Comment by userbinator
10 hours ago
This signifies that each vertical dotted line is 20ns apart, so the ripple you see has a frequency of something like 50MHz.
Unless you have a 50MHz buck converter (which would be very exotic --- the fastest common ones are around 1/10th that), that looks more like something may be inadvertently oscillating and/or you're picking up strong RF noise from possibly something in...
https://en.wikipedia.org/wiki/6-meter_band#Radio_control_hob...
And "leared" -- the (unintentional?) pun made me click.
It's not oscillating at 50MHz. Look at the waveform, with the big spike in the middle. That's a spike at some lower frequency, wider than the screen, followed by ringing. Need to zoom out the time base some more to see the period of the big spikes. It's no higher than 4 MHZ (the screen is 12 units wide) and possibly much lower. (Assuming that M:20ns on the display means 20ns/grid division. The manual is a bit hazy on that part of the UI.)[1]
The power regulator IC mentioned is normally run at 500KHz. There's a reasonable chance that this is the power regulator spike not being damped out. Easy enough to check with a scope handy.
[1] https://fotronic.asset.akeneo.cloud/pdfs/media/owon_hds242s_...
>And "leared" -- the (unintentional?) pun made me click.
I assume it's a reference to the "Quality Learing Center" in Minnesota, one of the questionable daycares at the center of the alleged Somali daycare fraud scandal. Ever since some of the expose videos about it came out it's become a meme to say "lear" instead of "learn".
> questionable daycares
If they don't find fraud, is it "questionable"?
Didn't the guy flee the country after posting bail? Doesn't exactly scream "innocent".
If they choose not to look, yes.
Cannot it be a noise from imperfect switching? The switching occurs at lower frequency, and the noise is high frequency.
I guess he also believes that 50 MHz or so signals can be measured reliably on a 40 MHz (on paper at least) scope.
Most digital scopes have around 5-10 times faster sampling than bandwidth. The one on pic is 250Msps.
That's more than good enough for the purpose of checking interference
But he tries to quantify this interference. Anyway Animats's comment is the one that points IMHO to the most likely cause of the observed waveforms.
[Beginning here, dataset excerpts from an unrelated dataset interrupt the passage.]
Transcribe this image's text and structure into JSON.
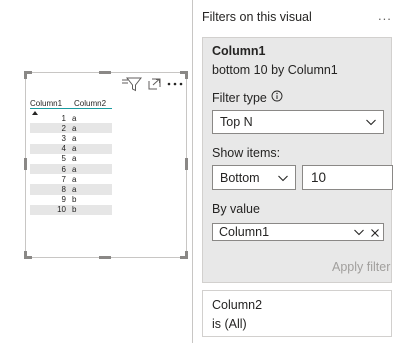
{
  "visual": {
    "columns": [
      "Column1",
      "Column2"
    ],
    "rows": [
      {
        "n": "1",
        "v": "a"
      },
      {
        "n": "2",
        "v": "a"
      },
      {
        "n": "3",
        "v": "a"
      },
      {
        "n": "4",
        "v": "a"
      },
      {
        "n": "5",
        "v": "a"
      },
      {
        "n": "6",
        "v": "a"
      },
      {
        "n": "7",
        "v": "a"
      },
      {
        "n": "8",
        "v": "a"
      },
      {
        "n": "9",
        "v": "b"
      },
      {
        "n": "10",
        "v": "b"
      }
    ]
  },
  "pane": {
    "title": "Filters on this visual",
    "more_label": "...",
    "filter_card": {
      "field": "Column1",
      "summary": "bottom 10 by Column1",
      "filter_type_label": "Filter type",
      "filter_type_value": "Top N",
      "show_items_label": "Show items:",
      "show_items_direction": "Bottom",
      "show_items_count": "10",
      "by_value_label": "By value",
      "by_value_field": "Column1",
      "apply_label": "Apply filter"
    },
    "second_card": {
      "field": "Column2",
      "summary": "is (All)"
    }
  },
  "colors": {
    "accent_teal": "#1a9ba0",
    "card_bg": "#e8e8e8",
    "disabled_text": "#a19f9d"
  },
  "icons": [
    "filter-icon",
    "focus-mode-icon",
    "more-options-icon",
    "info-icon",
    "chevron-down-icon",
    "clear-icon"
  ]
}
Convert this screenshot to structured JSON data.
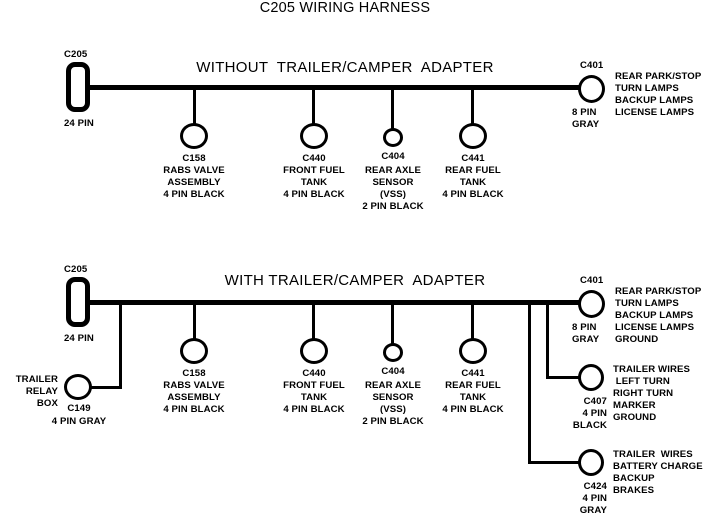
{
  "diagram": {
    "title": "C205 WIRING HARNESS",
    "sections": [
      {
        "heading": "WITHOUT  TRAILER/CAMPER  ADAPTER",
        "source": {
          "id": "C205",
          "pins": "24 PIN"
        },
        "endpoint": {
          "id": "C401",
          "pins": "8 PIN",
          "color": "GRAY",
          "functions": [
            "REAR PARK/STOP",
            "TURN LAMPS",
            "BACKUP LAMPS",
            "LICENSE LAMPS"
          ]
        },
        "branches": [
          {
            "id": "C158",
            "name_line1": "RABS VALVE",
            "name_line2": "ASSEMBLY",
            "name_line3": "",
            "spec": "4 PIN BLACK"
          },
          {
            "id": "C440",
            "name_line1": "FRONT FUEL",
            "name_line2": "TANK",
            "name_line3": "",
            "spec": "4 PIN BLACK"
          },
          {
            "id": "C404",
            "name_line1": "REAR AXLE",
            "name_line2": "SENSOR",
            "name_line3": "(VSS)",
            "spec": "2 PIN BLACK"
          },
          {
            "id": "C441",
            "name_line1": "REAR FUEL",
            "name_line2": "TANK",
            "name_line3": "",
            "spec": "4 PIN BLACK"
          }
        ]
      },
      {
        "heading": "WITH TRAILER/CAMPER  ADAPTER",
        "source": {
          "id": "C205",
          "pins": "24 PIN"
        },
        "relay": {
          "name_line1": "TRAILER",
          "name_line2": "RELAY",
          "name_line3": "BOX",
          "id": "C149",
          "spec": "4 PIN GRAY"
        },
        "endpoint": {
          "id": "C401",
          "pins": "8 PIN",
          "color": "GRAY",
          "functions": [
            "REAR PARK/STOP",
            "TURN LAMPS",
            "BACKUP LAMPS",
            "LICENSE LAMPS",
            "GROUND"
          ]
        },
        "branches": [
          {
            "id": "C158",
            "name_line1": "RABS VALVE",
            "name_line2": "ASSEMBLY",
            "name_line3": "",
            "spec": "4 PIN BLACK"
          },
          {
            "id": "C440",
            "name_line1": "FRONT FUEL",
            "name_line2": "TANK",
            "name_line3": "",
            "spec": "4 PIN BLACK"
          },
          {
            "id": "C404",
            "name_line1": "REAR AXLE",
            "name_line2": "SENSOR",
            "name_line3": "(VSS)",
            "spec": "2 PIN BLACK"
          },
          {
            "id": "C441",
            "name_line1": "REAR FUEL",
            "name_line2": "TANK",
            "name_line3": "",
            "spec": "4 PIN BLACK"
          }
        ],
        "trailer_connectors": [
          {
            "id": "C407",
            "pins": "4 PIN",
            "color": "BLACK",
            "functions": [
              "TRAILER WIRES",
              " LEFT TURN",
              "RIGHT TURN",
              "MARKER",
              "GROUND"
            ]
          },
          {
            "id": "C424",
            "pins": "4 PIN",
            "color": "GRAY",
            "functions": [
              "TRAILER  WIRES",
              "BATTERY CHARGE",
              "BACKUP",
              "BRAKES"
            ]
          }
        ]
      }
    ]
  }
}
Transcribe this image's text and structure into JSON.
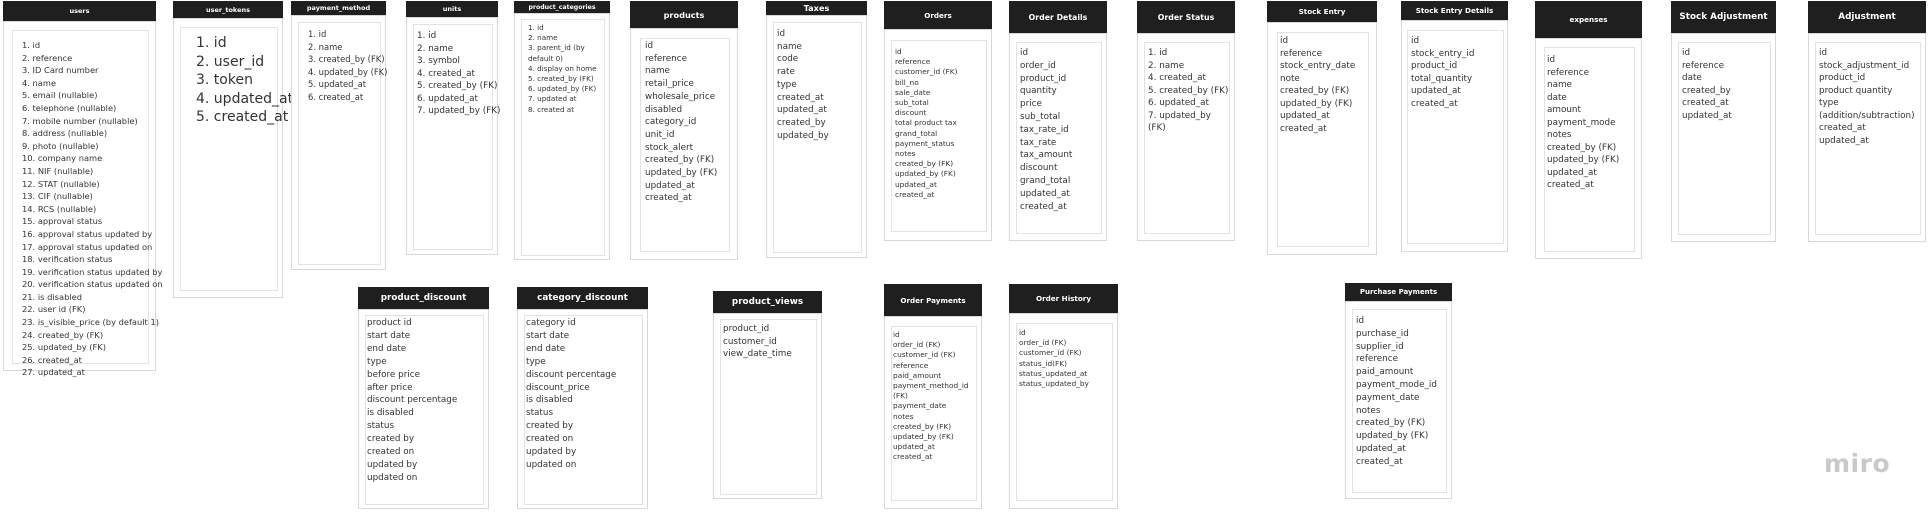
{
  "entities": [
    {
      "key": "users",
      "name": "users",
      "fields": [
        "1. id",
        "2. reference",
        "3. ID Card number",
        "4. name",
        "5. email (nullable)",
        "6. telephone (nullable)",
        "7. mobile number (nullable)",
        "8. address (nullable)",
        "9. photo (nullable)",
        "10. company name",
        "11. NIF (nullable)",
        "12. STAT (nullable)",
        "13. CIF (nullable)",
        "14. RCS (nullable)",
        "15. approval status",
        "16. approval status updated by",
        "17. approval status updated on",
        "18. verification status",
        "19. verification status updated by",
        "20. verification status updated on",
        "21. is disabled",
        "22. user id (FK)",
        "23. is_visible_price (by default 1)",
        "24. created_by (FK)",
        "25. updated_by (FK)",
        "26. created_at",
        "27. updated_at"
      ]
    },
    {
      "key": "user_tokens",
      "name": "user_tokens",
      "fields": [
        "1. id",
        "2. user_id",
        "3. token",
        "4. updated_at",
        "5. created_at"
      ]
    },
    {
      "key": "payment_method",
      "name": "payment_method",
      "fields": [
        "1. id",
        "2. name",
        "3. created_by (FK)",
        "4. updated_by (FK)",
        "5. updated_at",
        "6. created_at"
      ]
    },
    {
      "key": "units",
      "name": "units",
      "fields": [
        "1. id",
        "2. name",
        "3. symbol",
        "4. created_at",
        "5. created_by (FK)",
        "6. updated_at",
        "7. updated_by (FK)"
      ]
    },
    {
      "key": "product_categories",
      "name": "product_categories",
      "fields": [
        "1. id",
        "2. name",
        "3. parent_id (by",
        "default 0)",
        "4. display on home",
        "5. created_by (FK)",
        "6. updated_by (FK)",
        "7. updated at",
        "8. created at"
      ]
    },
    {
      "key": "products",
      "name": "products",
      "fields": [
        "id",
        "reference",
        "name",
        "retail_price",
        "wholesale_price",
        "disabled",
        "category_id",
        "unit_id",
        "stock_alert",
        "created_by (FK)",
        "updated_by (FK)",
        "updated_at",
        "created_at"
      ]
    },
    {
      "key": "taxes",
      "name": "Taxes",
      "fields": [
        "id",
        "name",
        "code",
        "rate",
        "type",
        "created_at",
        "updated_at",
        "created_by",
        "updated_by"
      ]
    },
    {
      "key": "orders",
      "name": "Orders",
      "fields": [
        "id",
        "reference",
        "customer_id (FK)",
        "bill_no",
        "sale_date",
        "sub_total",
        "discount",
        "total product tax",
        "grand_total",
        "payment_status",
        "notes",
        "created_by (FK)",
        "updated_by (FK)",
        "updated_at",
        "created_at"
      ]
    },
    {
      "key": "order_details",
      "name": "Order Details",
      "fields": [
        "id",
        "order_id",
        "product_id",
        "quantity",
        "price",
        "sub_total",
        "tax_rate_id",
        "tax_rate",
        "tax_amount",
        "discount",
        "grand_total",
        "updated_at",
        "created_at"
      ]
    },
    {
      "key": "order_status",
      "name": "Order Status",
      "fields": [
        "1. id",
        "2. name",
        "4. created_at",
        "5. created_by (FK)",
        "6. updated_at",
        "7. updated_by",
        "(FK)"
      ]
    },
    {
      "key": "stock_entry",
      "name": "Stock Entry",
      "fields": [
        "id",
        "reference",
        "stock_entry_date",
        "note",
        "created_by (FK)",
        "updated_by (FK)",
        "updated_at",
        "created_at"
      ]
    },
    {
      "key": "stock_entry_details",
      "name": "Stock Entry Details",
      "fields": [
        "id",
        "stock_entry_id",
        "product_id",
        "total_quantity",
        "updated_at",
        "created_at"
      ]
    },
    {
      "key": "expenses",
      "name": "expenses",
      "fields": [
        "id",
        "reference",
        "name",
        "date",
        "amount",
        "payment_mode",
        "notes",
        "created_by (FK)",
        "updated_by (FK)",
        "updated_at",
        "created_at"
      ]
    },
    {
      "key": "stock_adjustment",
      "name": "Stock Adjustment",
      "fields": [
        "id",
        "reference",
        "date",
        "created_by",
        "created_at",
        "updated_at"
      ]
    },
    {
      "key": "adjustment",
      "name": "Adjustment",
      "fields": [
        "id",
        "stock_adjustment_id",
        "product_id",
        "product quantity",
        "type",
        "(addition/subtraction)",
        "created_at",
        "updated_at"
      ]
    },
    {
      "key": "product_discount",
      "name": "product_discount",
      "fields": [
        "product id",
        "start date",
        "end date",
        "type",
        "before price",
        "after price",
        "discount percentage",
        "is disabled",
        "status",
        "created by",
        "created on",
        "updated by",
        "updated on"
      ]
    },
    {
      "key": "category_discount",
      "name": "category_discount",
      "fields": [
        "category id",
        "start date",
        "end date",
        "type",
        "discount percentage",
        "discount_price",
        "is disabled",
        "status",
        "created by",
        "created on",
        "updated by",
        "updated on"
      ]
    },
    {
      "key": "product_views",
      "name": "product_views",
      "fields": [
        "product_id",
        "customer_id",
        "view_date_time"
      ]
    },
    {
      "key": "order_payments",
      "name": "Order Payments",
      "fields": [
        "id",
        "order_id (FK)",
        "customer_id (FK)",
        "reference",
        "paid_amount",
        "payment_method_id",
        "(FK)",
        "payment_date",
        "notes",
        "created_by (FK)",
        "updated_by (FK)",
        "updated_at",
        "created_at"
      ]
    },
    {
      "key": "order_history",
      "name": "Order History",
      "fields": [
        "id",
        "order_id (FK)",
        "customer_id (FK)",
        "status_id(FK)",
        "status_updated_at",
        "status_updated_by"
      ]
    },
    {
      "key": "purchase_payments",
      "name": "Purchase Payments",
      "fields": [
        "id",
        "purchase_id",
        "supplier_id",
        "reference",
        "paid_amount",
        "payment_mode_id",
        "payment_date",
        "notes",
        "created_by (FK)",
        "updated_by (FK)",
        "updated_at",
        "created_at"
      ]
    }
  ],
  "watermark": "miro"
}
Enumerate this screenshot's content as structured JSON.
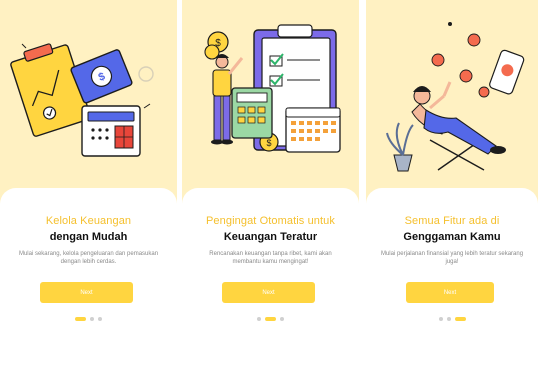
{
  "screens": [
    {
      "title_line1": "Kelola Keuangan",
      "title_line2": "dengan Mudah",
      "description": "Mulai sekarang, kelola pengeluaran dan pemasukan dengan lebih cerdas.",
      "button_label": "Next",
      "active_dot": 0
    },
    {
      "title_line1": "Pengingat Otomatis untuk",
      "title_line2": "Keuangan Teratur",
      "description": "Rencanakan keuangan tanpa ribet, kami akan membantu kamu mengingat!",
      "button_label": "Next",
      "active_dot": 1
    },
    {
      "title_line1": "Semua Fitur ada di",
      "title_line2": "Genggaman Kamu",
      "description": "Mulai perjalanan finansial yang lebih teratur sekarang juga!",
      "button_label": "Next",
      "active_dot": 2
    }
  ],
  "icons": {
    "screen1": "finance-documents-illustration",
    "screen2": "checklist-calendar-illustration",
    "screen3": "relaxing-person-illustration"
  },
  "colors": {
    "background": "#FFF1C2",
    "accent": "#FFD540",
    "title_accent": "#F5C02E",
    "inactive_dot": "#D0D0D0"
  }
}
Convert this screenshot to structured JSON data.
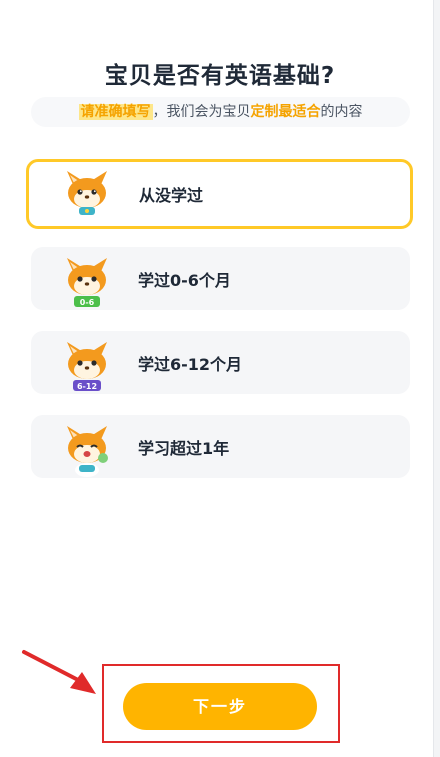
{
  "page": {
    "title": "宝贝是否有英语基础?",
    "subtitle": {
      "part1": "请准确填写",
      "part2": "，我们会为宝贝",
      "part3": "定制最适合",
      "part4": "的内容"
    }
  },
  "options": [
    {
      "label": "从没学过",
      "selected": true,
      "badge": ""
    },
    {
      "label": "学过0-6个月",
      "selected": false,
      "badge": "0-6"
    },
    {
      "label": "学过6-12个月",
      "selected": false,
      "badge": "6-12"
    },
    {
      "label": "学习超过1年",
      "selected": false,
      "badge": ""
    }
  ],
  "footer": {
    "next_label": "下一步"
  },
  "colors": {
    "accent": "#ffb400",
    "selected_border": "#ffc928",
    "highlight_frame": "#e02a2a",
    "fox_orange": "#f39a1e"
  }
}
https://news.ycombinator.com/item?id=47931024
PS Now that I’ve taken a closer look, this is even sillier than I first thought.
He’s hunting for 50 MHz ghost signals by connecting his PCB to a breadboard using (crappy) wires that are at least 10 cm long. And he’s connecting the scope probe to the breadboard (or those breadboard wires).
And if I’m not mistaken, he doesn’t even bother to connect the ground lead of the probe.